We appear to be changing queens.  I’m not sure Elizabeth is about to abdicate; I’m referring to our new colony of bees.  There was a strange to-do a couple of days ago, with a cloud of agitated bees surrounding our hive; I’ve never seen anything like it.  As I called Gabrielle on her mobile to tell her, they all started making their way back into the hive.  She later rang our Brittany bee expert, Richard and we now think that this may have been a ‘re-queening’ with the new virgin queen exiting for an airborne shag-fest before returning to the hive to start laying.



our first swarm
When I popped back for a quick visit at lunchtime the day after, (I was helping dairy farmer Hubert re-roof a barn) I found Gabrielle looking intently at the bees.  “Is this what you saw yesterday?” she said.  Indeed it was but this time they formed into a stable lump suspended in a little silver birch.  Gabrielle phone Richard for advice while I got all our protective clothing and other beekeeping paraphernalia ready.  I then clipped of a few small branches to expose the swarm then, once Gabrielle had a firm grip on the branch, I cut it free and Gabrielle walked calmly towards the hive.  We’d prepared a ramp up to the opening of the hive (a sheet of wooden board covered in a white sheet) and Gabrielle then sharply shook the branch to dislodge the bees who fell with a sort of dry splosh onto the ramp  and immediately started making their way up the board and into the hive.  Phew!  And a great feeling that like the new queen, we were no longer bee ‘virgins’. (see video above)
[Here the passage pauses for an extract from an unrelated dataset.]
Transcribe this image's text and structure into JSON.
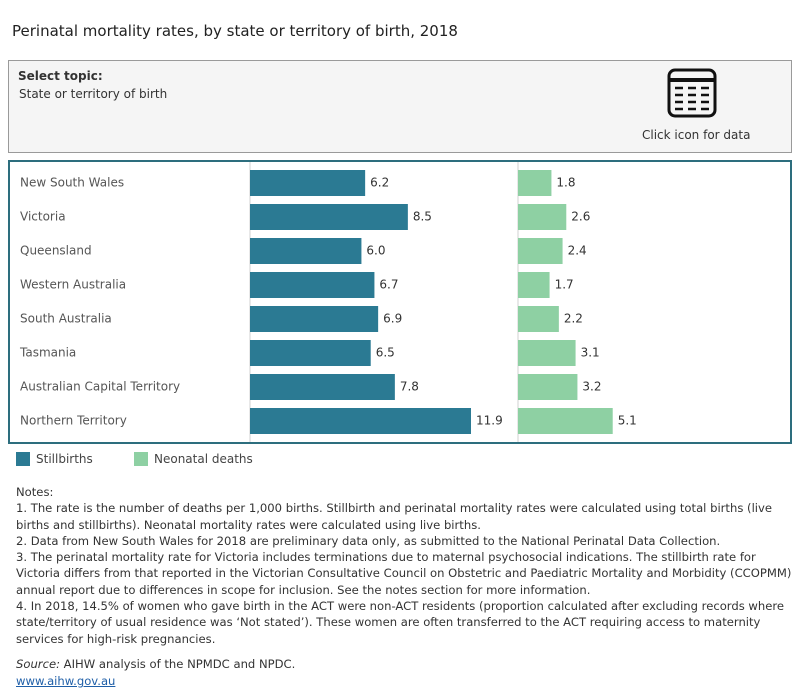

Richard had told us to try to put them back in the original hive.  If they were re-queening, then this would work but if there were two queens (think Mary, Queen of Scots and Elizabeth I ) then they’d swarm again and then we would have to put them into another hive.

cutting down swarm
… and swarm again they did, two days later.  We installed our new mini-hive with just five frames, which Richard calls a nucleus and the French, une ruchette.  (Thanks to Andrew, friend and volunteer, who built this from offcuts of exterior ply only a couple of weeks ago.) Same technique but the bees didn’t seem 100% sure, a lot of them remaining in clusters on the outside and underneath.  Gabrielle phoned Richard and I called Olivier, who lives and keeps bees in an adjoining village.  Both of them are also experiencing bees expressing somewhat unusual behaviour.  Olivier turned up within five minutes in a white van that should have had a blue flashing light on top for added authenticity, I reckon.  While he was there, the bees did seem to go inside, aided by some gentle persuasion from Gabrielle with a soft brush and so we got some white wine from the fridge to boire un coup, the traditional way to say thank you.

queen excluder grill over entrance
Celebrations were perhaps a touch premature and the bees became unsettled again.  Olivier had given us a strip of plastic grill (cut from an old ‘queen excluder) with the advice to put it across the opening for a couple of days, once we were sure that the queen was inside (the key issue); this would prevent her from leaving again and causing another swarm.  Olivier left and the bees did swarm again but this time we let them enter by the top of the ruchette, them filtering down between the frames.  They all went in and Gabrielle filled up their feeder with sugar syrup and then had to rush off for a gig with her violin.  In early evening, with little activity, I attached the grill to the front.  All seems well and we now have two hives of bees.